Nuestra prioridad tras inaugurar las líneas Puño sucio y Nibiru era dar el primer paso en una tercera a la que decidimos llamar Puño gris, una línea enfocada al terror, el noir y el misterio. Por aquel entonces la obra candidata a iniciar el camino ni siquiera existía. El autor, David G. Panadero, había propuesto la publicación de una novela corta titulada Sin contraseñas. La historia narraba las aventuras de José Tascón, un personajillo metido “profesionalmente” a confidente de la policía en infinidad de crisis y entuertos, tan acostumbrado a mentir y a fingir ser quien no es que termina sufriendo una profunda crisis de identidad. A lo largo de sus casi cien páginas, la obra consigue agrupar suficientes elementos interesantes para enganchar al lector; la historia es ágil, el protagonista carismático y el escenario, aquella España de pana gorda, libertad bisoña y ardiente Calisay (el líquido de la transición) terminaba de rematar el empaque. De hecho, Sin contraseñas era perfecta incluso para llenar uno de esos trajecillos que se gastaba la inmortal Bruguera en los quioscos de los años ochenta. Sin embargo, consideramos que era insuficiente; queríamos, tal y como expresé en su momento, «más Panadero».

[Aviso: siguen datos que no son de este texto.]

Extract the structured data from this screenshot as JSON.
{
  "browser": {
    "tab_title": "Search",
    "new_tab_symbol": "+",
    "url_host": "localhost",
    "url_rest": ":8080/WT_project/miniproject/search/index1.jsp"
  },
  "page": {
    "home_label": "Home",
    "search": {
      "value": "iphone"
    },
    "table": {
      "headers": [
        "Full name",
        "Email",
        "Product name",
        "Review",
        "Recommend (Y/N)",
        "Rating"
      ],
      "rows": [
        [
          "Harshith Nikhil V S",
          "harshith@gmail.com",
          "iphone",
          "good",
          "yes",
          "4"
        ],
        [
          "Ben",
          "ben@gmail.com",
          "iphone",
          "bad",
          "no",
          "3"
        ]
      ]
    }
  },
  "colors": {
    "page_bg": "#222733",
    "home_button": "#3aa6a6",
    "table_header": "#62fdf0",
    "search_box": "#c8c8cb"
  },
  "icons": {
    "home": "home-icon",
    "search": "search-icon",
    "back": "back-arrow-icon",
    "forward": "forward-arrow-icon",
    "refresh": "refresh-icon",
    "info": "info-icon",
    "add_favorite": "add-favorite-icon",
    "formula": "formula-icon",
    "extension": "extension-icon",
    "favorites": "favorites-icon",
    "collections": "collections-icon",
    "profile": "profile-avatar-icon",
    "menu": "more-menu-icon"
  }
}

Decidimos que esta historia debía ir acompañada de una segunda. Fue entonces cuando apareció El último vagón, una historia de tintes autobiográficos que nos habla de aquella juventud “algo perdida” que recorría las calles de finales de los ochenta y principios de los noventa, chapoteando en los estragos de la droga y la marginalidad, sin otro afán que estampar su firma en los muros de la ciudad con un bote de espray.
La dirección elegida para amalgamar esta doble ración en un solo volumen está ligada íntimamente con el propio David G.Panadero y lo que cualquiera que converse con él unos pocos minutos puede llegar a deducir de su persona. Entendí que para este autor afincado en la fascinante Vallecas (perdón, Vallekas), adicto hasta la médula a la vieja cultura de las salas de cine y los viodeoclubs que expiraban plástico, el mejor modo de entender su menú noir era como una doble sesión en un viejo cine de barrio. De este modo nació Doble sesión: Sin contraseñas – El último vagón, un libro que trata de homenajear ese mundo ya extinto, casi mitológico, del Madrid de los ochenta; del arte a pie de calle, de criaturas desesperadas y pantallas gigantes que ofrecían el mundo.

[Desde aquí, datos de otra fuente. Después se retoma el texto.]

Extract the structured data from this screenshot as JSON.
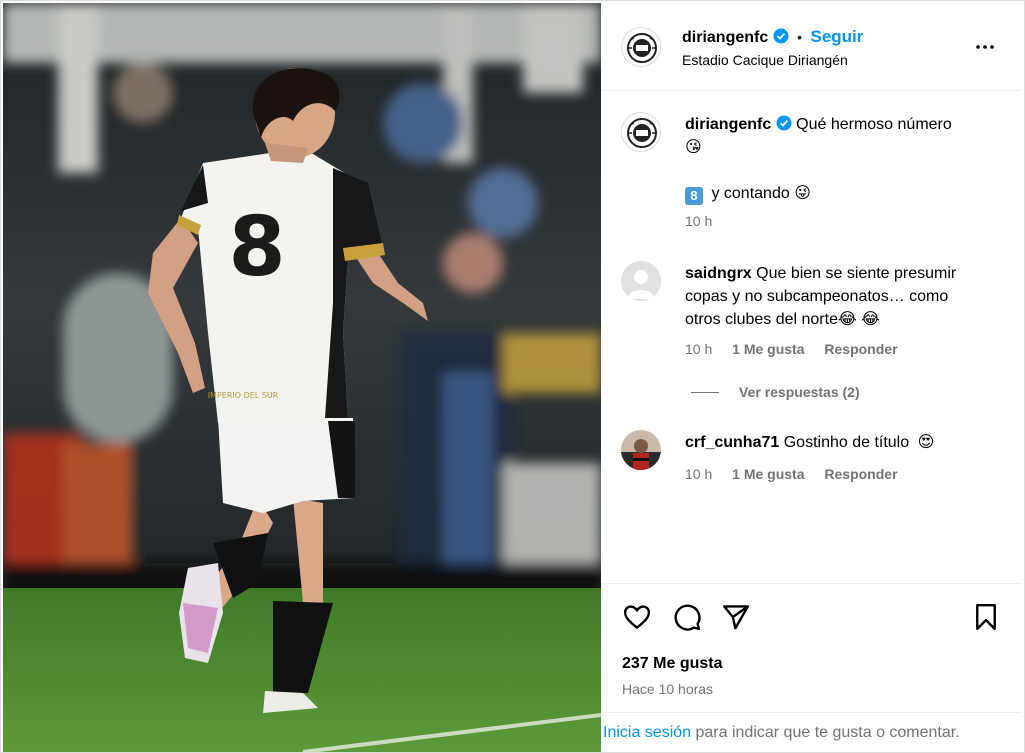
{
  "header": {
    "username": "diriangenfc",
    "dot": "•",
    "follow_label": "Seguir",
    "location": "Estadio Cacique Diriangén",
    "more_icon": "more-horizontal-icon"
  },
  "media": {
    "jersey_number": "8",
    "jersey_text": "IMPERIO DEL SUR"
  },
  "caption": {
    "username": "diriangenfc",
    "text_line1": "Qué hermoso número",
    "emoji1": "😘",
    "keycap": "8",
    "text_line2": "y contando",
    "emoji2": "😜",
    "time": "10 h"
  },
  "comments": [
    {
      "username": "saidngrx",
      "text_line1": "Que bien se siente presumir",
      "text_line2": "copas y no subcampeonatos… como",
      "text_line3": "otros clubes del norte",
      "emojis": "😂 😂",
      "time": "10 h",
      "likes": "1 Me gusta",
      "reply": "Responder",
      "view_replies": "Ver respuestas (2)"
    },
    {
      "username": "crf_cunha71",
      "text": "Gostinho de título",
      "emoji": "😍",
      "time": "10 h",
      "likes": "1 Me gusta",
      "reply": "Responder"
    }
  ],
  "actions": {
    "likes": "237 Me gusta",
    "posted": "Hace 10 horas",
    "icons": [
      "heart-icon",
      "comment-icon",
      "share-icon",
      "bookmark-icon"
    ]
  },
  "login": {
    "link": "Inicia sesión",
    "rest": "para indicar que te gusta o comentar."
  },
  "colors": {
    "link_blue": "#0095f6",
    "verified_blue": "#0095f6",
    "muted_gray": "#737373",
    "pitch_green": "#4f8a2f"
  }
}
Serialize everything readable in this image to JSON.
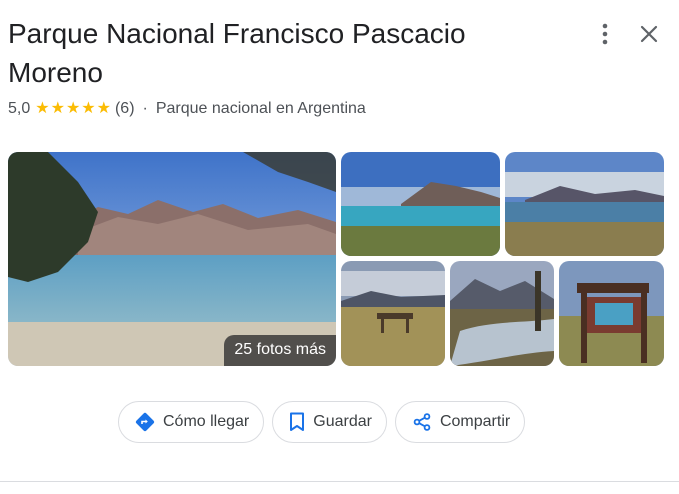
{
  "title": "Parque Nacional Francisco Pascacio Moreno",
  "rating": {
    "value": "5,0",
    "stars": 5,
    "count": "(6)"
  },
  "separator": "·",
  "category": "Parque nacional en Argentina",
  "gallery": {
    "more_label": "25 fotos más",
    "photos": [
      "lake-mountains",
      "lake-island",
      "lake-clouds",
      "bench-field",
      "mountain-stream",
      "info-sign"
    ]
  },
  "actions": [
    {
      "label": "Cómo llegar",
      "icon": "directions-icon"
    },
    {
      "label": "Guardar",
      "icon": "bookmark-icon"
    },
    {
      "label": "Compartir",
      "icon": "share-icon"
    }
  ],
  "colors": {
    "star": "#fbbc04",
    "directions": "#1a73e8",
    "icon": "#1a73e8"
  }
}
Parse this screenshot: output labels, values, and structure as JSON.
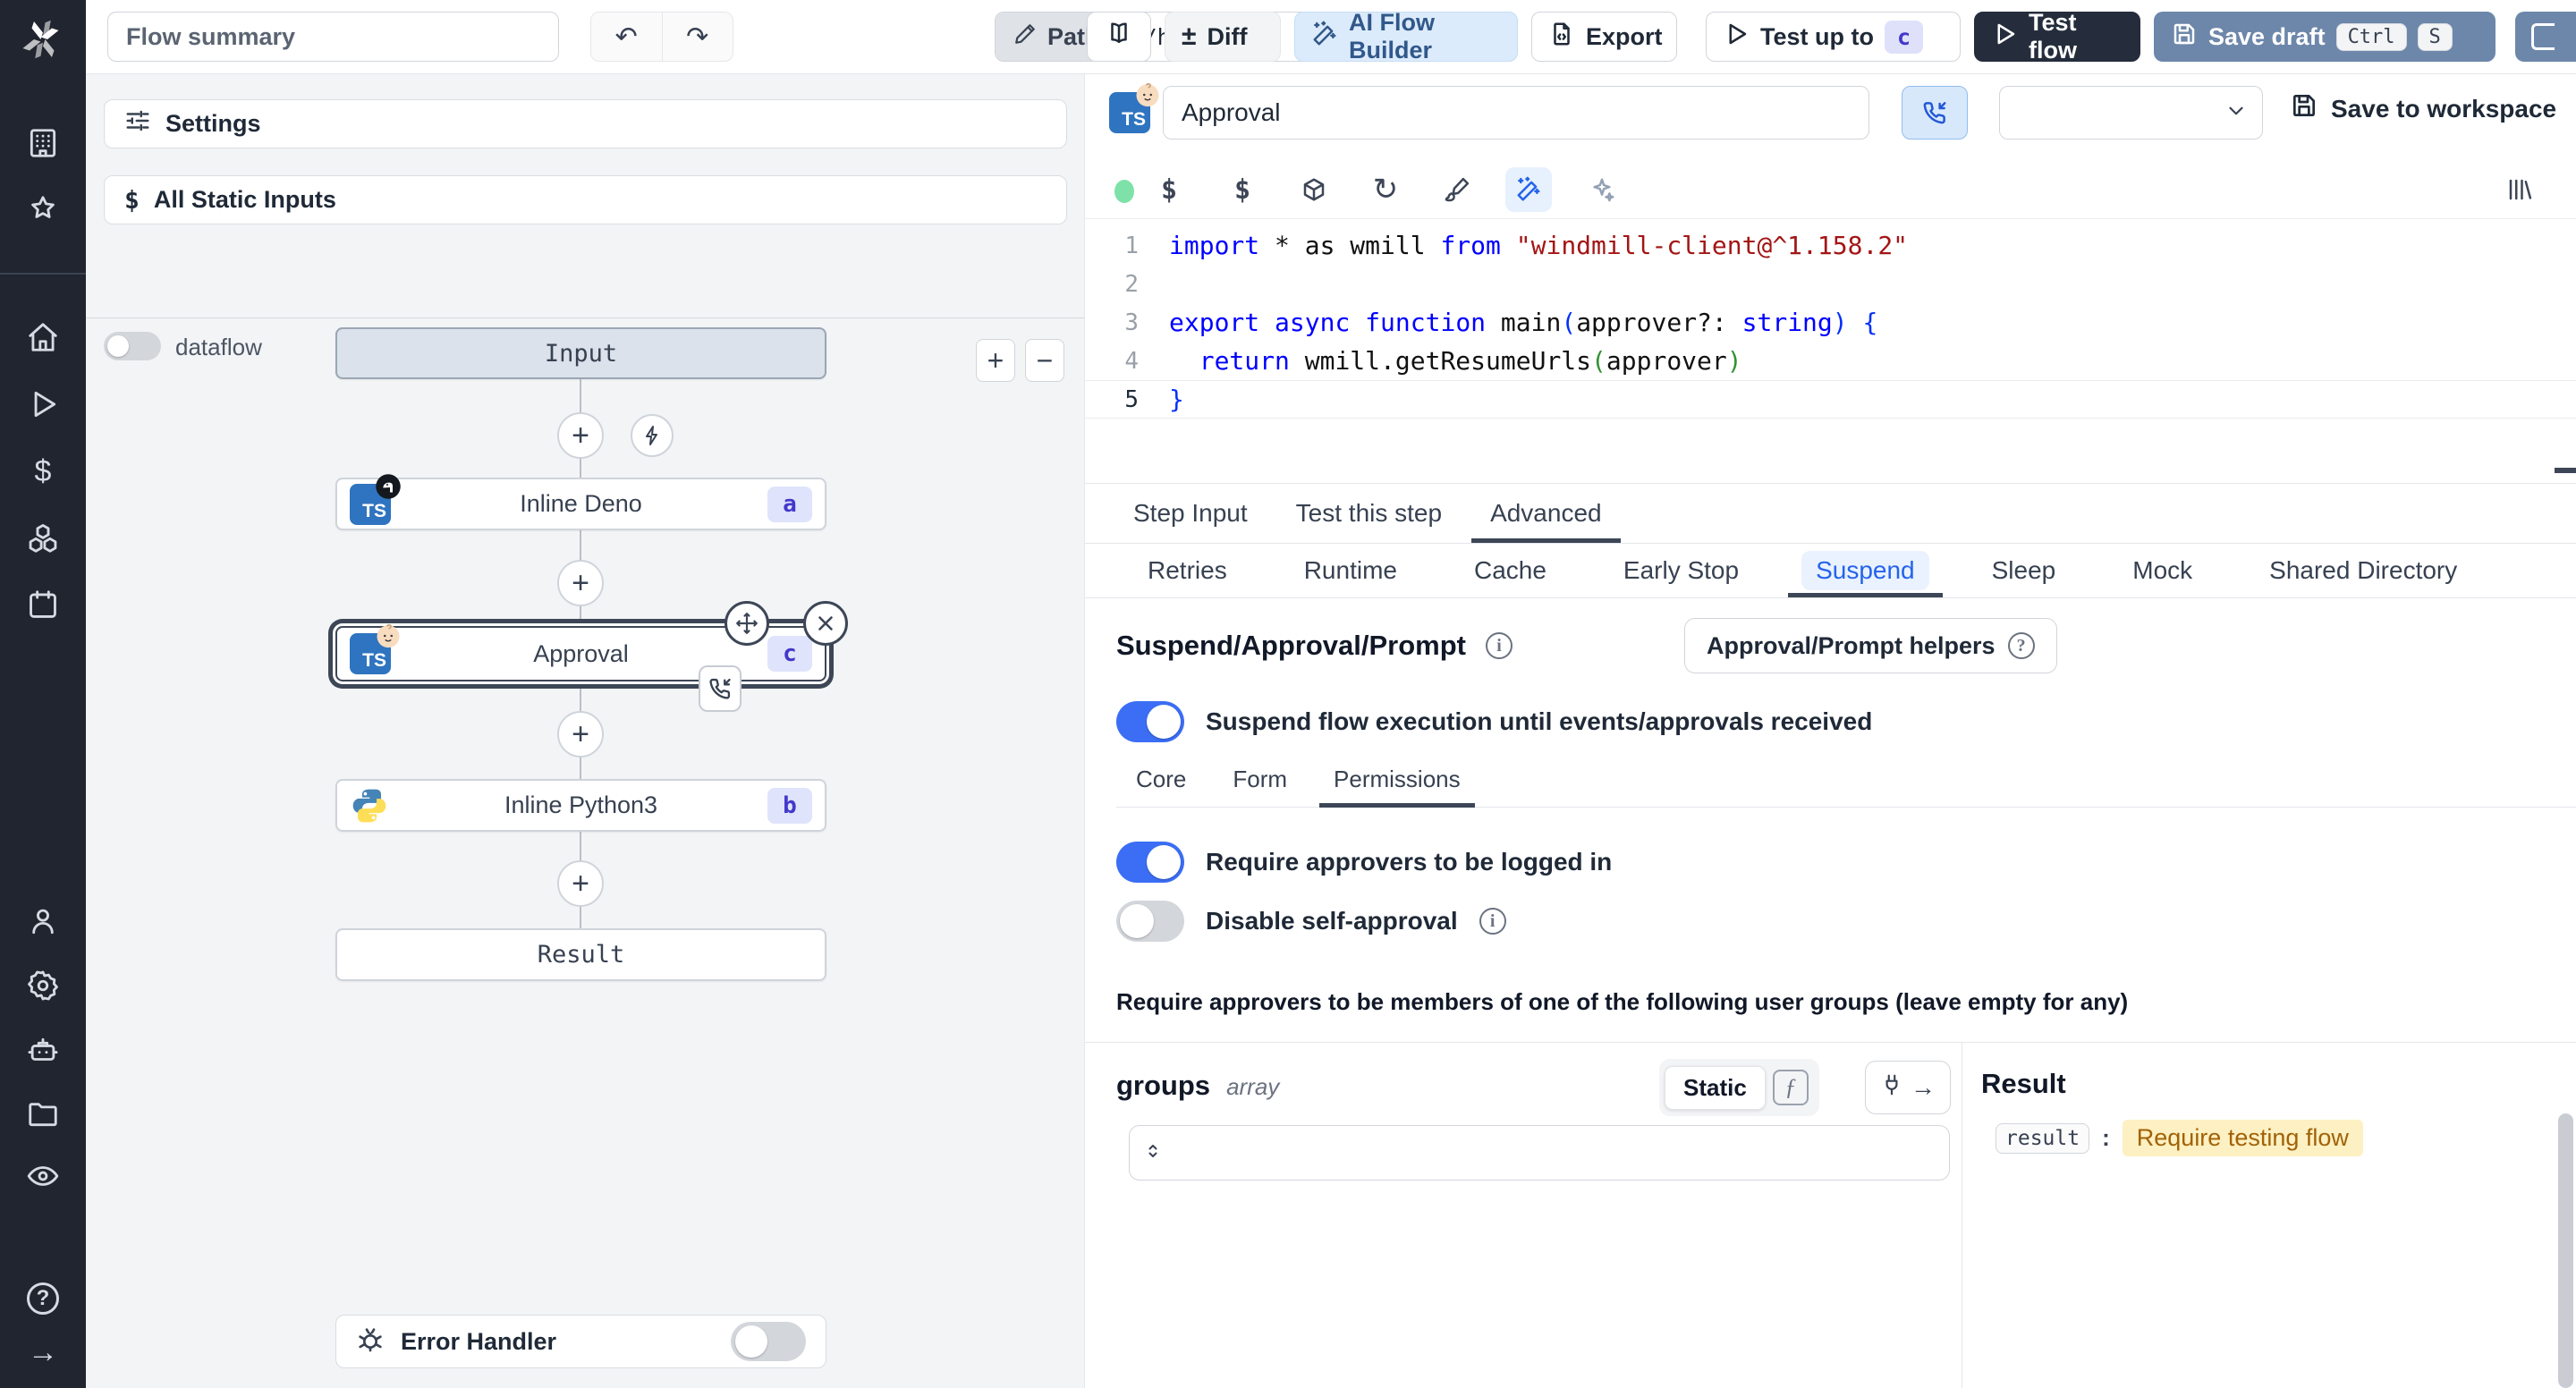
{
  "colors": {
    "accent_blue": "#3b82f6",
    "active_tab_blue": "#2563eb",
    "save_draft_bg": "#6d87aa",
    "test_flow_bg": "#252d3c",
    "ai_builder_bg": "#dcebfb",
    "badge_bg": "#dfe4fc",
    "badge_text": "#4338ca",
    "result_highlight_bg": "#fdf0c2",
    "result_highlight_text": "#a16207",
    "status_dot_green": "#7ee2a8",
    "sidebar_bg": "#20252f",
    "panel_bg": "#f3f4f6"
  },
  "sidebar": {
    "items_top": [
      "workspace",
      "favorites"
    ],
    "items_main": [
      "home",
      "runs",
      "variables",
      "resources",
      "schedules"
    ],
    "items_admin": [
      "users",
      "settings",
      "workers",
      "folders",
      "audit-logs"
    ],
    "items_bottom": [
      "help",
      "collapse"
    ]
  },
  "toolbar": {
    "flow_summary_placeholder": "Flow summary",
    "path_label": "Path",
    "path_value": "u/henri/bes",
    "diff_label": "Diff",
    "ai_flow_builder_label": "AI Flow Builder",
    "export_label": "Export",
    "test_up_to_label": "Test up to",
    "test_up_to_badge": "c",
    "test_flow_label": "Test flow",
    "save_draft_label": "Save draft",
    "kbd_ctrl": "Ctrl",
    "kbd_s": "S"
  },
  "left_panel": {
    "settings_label": "Settings",
    "all_static_inputs_label": "All Static Inputs",
    "dataflow_label": "dataflow",
    "error_handler_label": "Error Handler"
  },
  "graph": {
    "input_label": "Input",
    "nodes": [
      {
        "label": "Inline Deno",
        "badge": "a",
        "lang": "deno-typescript"
      },
      {
        "label": "Approval",
        "badge": "c",
        "lang": "bun-typescript",
        "selected": true
      },
      {
        "label": "Inline Python3",
        "badge": "b",
        "lang": "python3"
      }
    ],
    "result_label": "Result"
  },
  "editor": {
    "step_name": "Approval",
    "save_to_workspace_label": "Save to workspace"
  },
  "code": {
    "lines": [
      {
        "n": "1",
        "tokens": [
          [
            "import",
            "k"
          ],
          [
            " * as wmill ",
            "d"
          ],
          [
            "from",
            "k"
          ],
          [
            " ",
            "d"
          ],
          [
            "\"windmill-client@^1.158.2\"",
            "s"
          ]
        ]
      },
      {
        "n": "2",
        "tokens": []
      },
      {
        "n": "3",
        "tokens": [
          [
            "export",
            "k"
          ],
          [
            " ",
            "d"
          ],
          [
            "async",
            "k"
          ],
          [
            " ",
            "d"
          ],
          [
            "function",
            "k"
          ],
          [
            " main",
            "d"
          ],
          [
            "(",
            "p1"
          ],
          [
            "approver?: ",
            "d"
          ],
          [
            "string",
            "k"
          ],
          [
            ")",
            "p1"
          ],
          [
            " ",
            "d"
          ],
          [
            "{",
            "p1"
          ]
        ]
      },
      {
        "n": "4",
        "tokens": [
          [
            "  ",
            "d"
          ],
          [
            "return",
            "k"
          ],
          [
            " wmill.getResumeUrls",
            "d"
          ],
          [
            "(",
            "p2"
          ],
          [
            "approver",
            "d"
          ],
          [
            ")",
            "p2"
          ]
        ]
      },
      {
        "n": "5",
        "tokens": [
          [
            "}",
            "p1"
          ]
        ],
        "current": true
      }
    ]
  },
  "tabs": {
    "primary": {
      "items": [
        "Step Input",
        "Test this step",
        "Advanced"
      ],
      "active": 2
    },
    "advanced": {
      "items": [
        "Retries",
        "Runtime",
        "Cache",
        "Early Stop",
        "Suspend",
        "Sleep",
        "Mock",
        "Shared Directory"
      ],
      "active": 4
    }
  },
  "suspend": {
    "heading": "Suspend/Approval/Prompt",
    "helpers_button_label": "Approval/Prompt helpers",
    "suspend_toggle_label": "Suspend flow execution until events/approvals received",
    "suspend_toggle_on": true,
    "subtabs": {
      "items": [
        "Core",
        "Form",
        "Permissions"
      ],
      "active": 2
    },
    "require_login_label": "Require approvers to be logged in",
    "require_login_on": true,
    "disable_self_approval_label": "Disable self-approval",
    "disable_self_approval_on": false,
    "groups_note": "Require approvers to be members of one of the following user groups (leave empty for any)",
    "groups": {
      "name": "groups",
      "type": "array",
      "mode_label": "Static",
      "value": ""
    },
    "result": {
      "title": "Result",
      "key": "result",
      "colon": ":",
      "value": "Require testing flow"
    }
  }
}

Como anécdota curiosa (y este libro tiene bastantes, algunas inconfesables) diré que dediqué una tarde entera a patearme mi viejo barrio de la infancia, cercano en espíritu a algunos escenarios descritos por David, hasta dar con un muro que acabó convirtiéndose en contraportada de la obra. En el frontal, como no podía ser de otro modo, situamos la entrada de un cine.
Es cosa vuestra mirar bien la cartelera y pagar la entrada.
No tenéis que preocuparos por apagar el móvil: aún no se habían inventado.